US prosecutor steps down after resisting Donald Trump's decision to fire him
His office had been investigating President Donald Trump's personal lawyer
A stand-off over the independence of one of the country's most important prosecutor's offices ended on Saturday when Geoffrey Berman agreed to step down as U.S. Attorney for the Southern District of New York, the office that had been investigating President Donald Trump's personal lawyer, Rudolph Giuliani.
Berman's confirmation of his departure came after Attorney General William Barr told him he had been fired by Trump at Barr's request, and that Berman's hand-picked No. 2, Deputy U.S. Attorney Audrey Strauss, would become Acting U.S. Attorney until a permanent replacement is installed.
Under Strauss' leadership, Berman said the office could continue its "tradition of integrity and independence".
Berman's office, which is known for prosecuting the most high profile terrorism cases, Wall Street financial crimes and government corruption, has not shied from taking on figures in Trump's orbit.
It oversaw the prosecution of Michael Cohen, Trump's former personal lawyer, indicted two Giuliani associates and launched a probe into Giuliani in connection with his efforts to dig up dirt on Trump's political adversaries in Ukraine.
Giuliani has not formally been accused of any wrongdoing.
The standoff with Berman follows the latest in a series of moves by Barr that critics say are meant to benefit Trump politically and undermine the independence of the Justice Department.
In recent weeks Trump has fired a series of agency watchdogs, including one who played a key role in Trump's impeachment earlier this year.
The row with Berman began late Friday, when Barr unexpectedly announced that Berman was stepping down and would be replaced by U.S. Securities and Exchange Commission Chairman Jay Clayton.

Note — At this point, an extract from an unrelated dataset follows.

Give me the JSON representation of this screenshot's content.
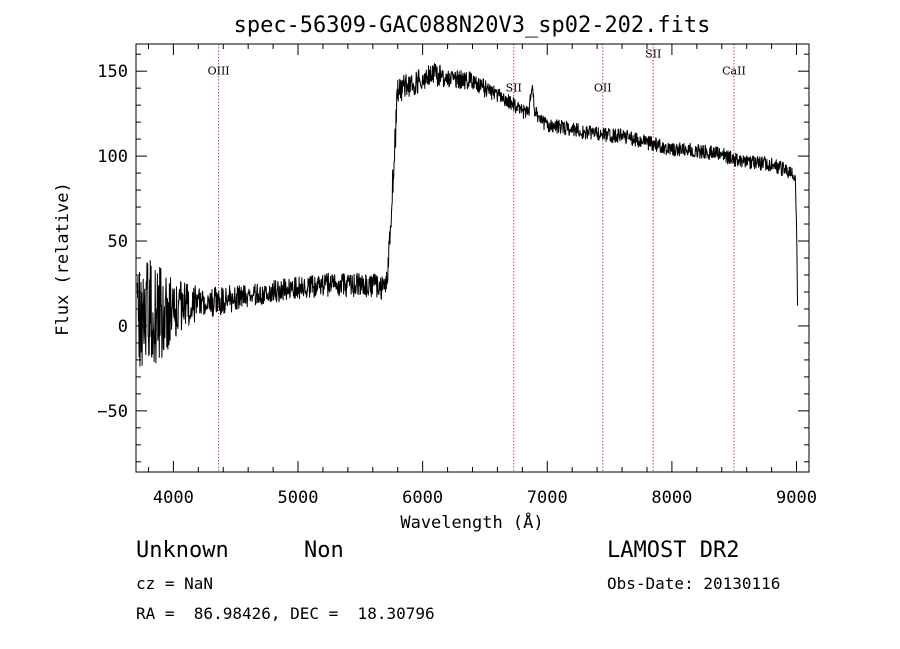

Berman, however, issued a statement of his own, saying he had no intention of stepping down until the Senate confirmed his successor, and that his office's investigations would continue.

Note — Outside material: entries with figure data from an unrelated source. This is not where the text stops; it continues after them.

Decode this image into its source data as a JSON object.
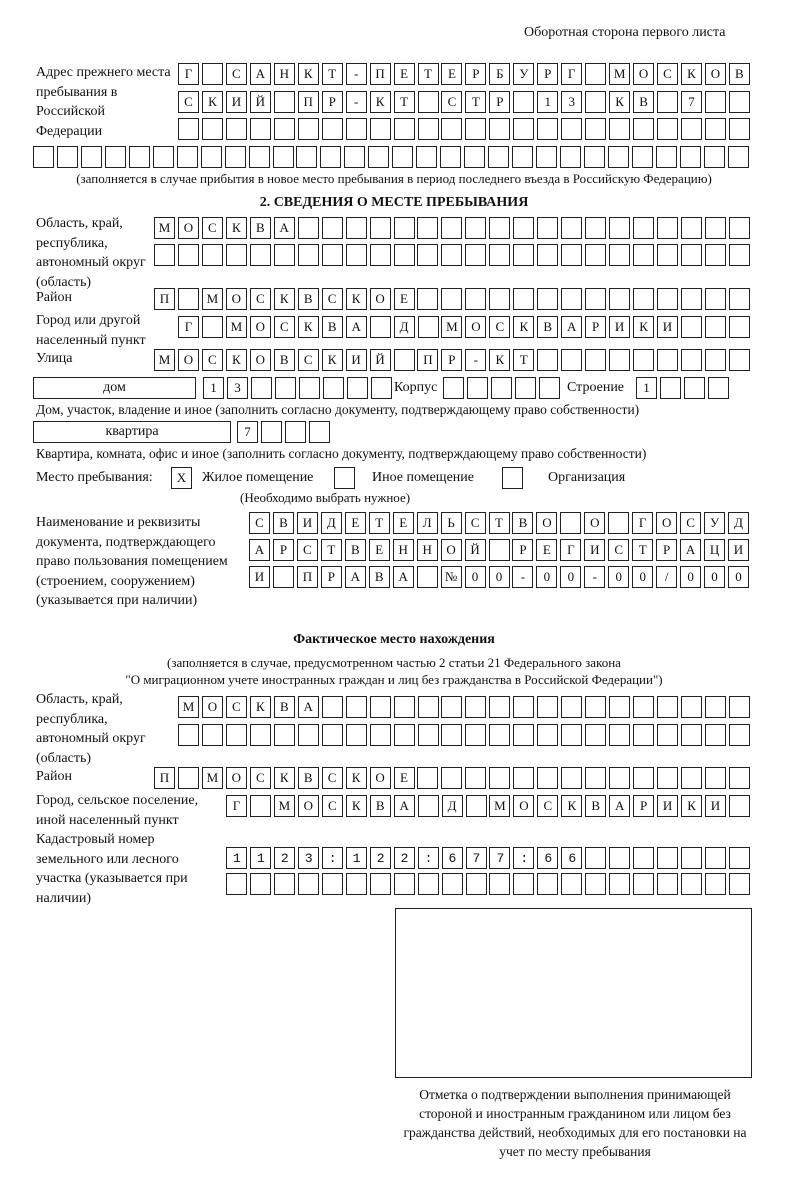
{
  "header": {
    "side_note": "Оборотная сторона первого листа"
  },
  "previous_address": {
    "label": "Адрес прежнего места пребывания в Российской Федерации",
    "rows": [
      "Г САНКТ-ПЕТЕРБУРГ МОСКОВ",
      "СКИЙ ПР-КТ СТР 13 КВ 7  ",
      "                        ",
      "                              "
    ],
    "note": "(заполняется в случае прибытия в новое место пребывания в период последнего въезда в Российскую Федерацию)"
  },
  "section2": {
    "heading": "2. СВЕДЕНИЯ О МЕСТЕ ПРЕБЫВАНИЯ",
    "region_label": "Область, край, республика, автономный округ (область)",
    "region_rows": [
      "МОСКВА                   ",
      "                         "
    ],
    "district_label": "Район",
    "district_row": "П МОСКВСКОЕ              ",
    "city_label": "Город или другой населенный пункт",
    "city_row": "Г МОСКВА Д МОСКВАРИКИ   ",
    "street_label": "Улица",
    "street_row": "МОСКОВСКИЙ ПР-КТ         ",
    "house_type": "дом",
    "house_cells": "13      ",
    "korpus_label": "Корпус",
    "korpus_cells": "     ",
    "stroenie_label": "Строение",
    "stroenie_cells": "1   ",
    "house_note": "Дом, участок, владение и иное (заполнить согласно документу, подтверждающему право собственности)",
    "apt_type": "квартира",
    "apt_cells": "7   ",
    "apt_note": "Квартира, комната, офис и иное (заполнить согласно документу, подтверждающему право собственности)",
    "stay_label": "Место пребывания:",
    "stay_options": [
      {
        "label": "Жилое помещение",
        "mark": "X"
      },
      {
        "label": "Иное помещение",
        "mark": ""
      },
      {
        "label": "Организация",
        "mark": ""
      }
    ],
    "stay_hint": "(Необходимо выбрать нужное)",
    "doc_label": "Наименование и реквизиты документа, подтверждающего право пользования помещением (строением, сооружением) (указывается при наличии)",
    "doc_rows": [
      "СВИДЕТЕЛЬСТВО О ГОСУД",
      "АРСТВЕННОЙ РЕГИСТРАЦИ",
      "И ПРАВА №00-00-00/000"
    ]
  },
  "actual": {
    "heading": "Фактическое место нахождения",
    "note_line1": "(заполняется в случае, предусмотренном частью 2 статьи 21 Федерального закона",
    "note_line2": "\"О миграционном учете иностранных граждан и лиц без гражданства в Российской Федерации\")",
    "region_label": "Область, край, республика, автономный округ (область)",
    "region_rows": [
      "МОСКВА                  ",
      "                        "
    ],
    "district_label": "Район",
    "district_row": "П МОСКВСКОЕ              ",
    "city_label": "Город, сельское поселение, иной населенный пункт",
    "city_row": "Г МОСКВА Д МОСКВАРИКИ ",
    "cadastre_label": "Кадастровый номер земельного или лесного участка (указывается при наличии)",
    "cadastre_rows": [
      "1123:122:677:66       ",
      "                      "
    ]
  },
  "stamp": {
    "caption": "Отметка о подтверждении выполнения принимающей стороной и иностранным гражданином или лицом без гражданства действий, необходимых для его постановки на учет по месту пребывания"
  }
}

On Friday, Barr said he had picked Craig Carpenito, the U.S. Attorney for the Southern District of New Jersey, to serve as Acting U.S. Attorney until Clayton's confirmation.
But in a letter on Saturday to Berman, Barr back-tracked from that plan, saying Strauss would take over in an acting capacity.
One former Southern District prosecutor, who spoke on condition of anonymity, said Barr's initial decision to install Carpenito was a "huge departure" from normal practice.
In the letter, Barr said he was "surprised and quite disappointed" by Berman's statement late on Friday night in which he refused to quit his job, and he accused Berman of choosing "public spectacle over public service."
"I have asked the President to remove you as of today, and he has done so," Barr said.
Trump, meanwhile, appeared to contradict Barr's letter, telling reporters as he left the White House for a rally in Tulsa, Oklahoma that Berman's firing was a matter for Barr.
"Attorney General Barr is working on that. That's his department, not my department... that's really up to him. I'm not involved," Trump said.
Although Berman agreed to step down on Saturday, it is not likely to end the political controversy swirling around his highly unusual firing.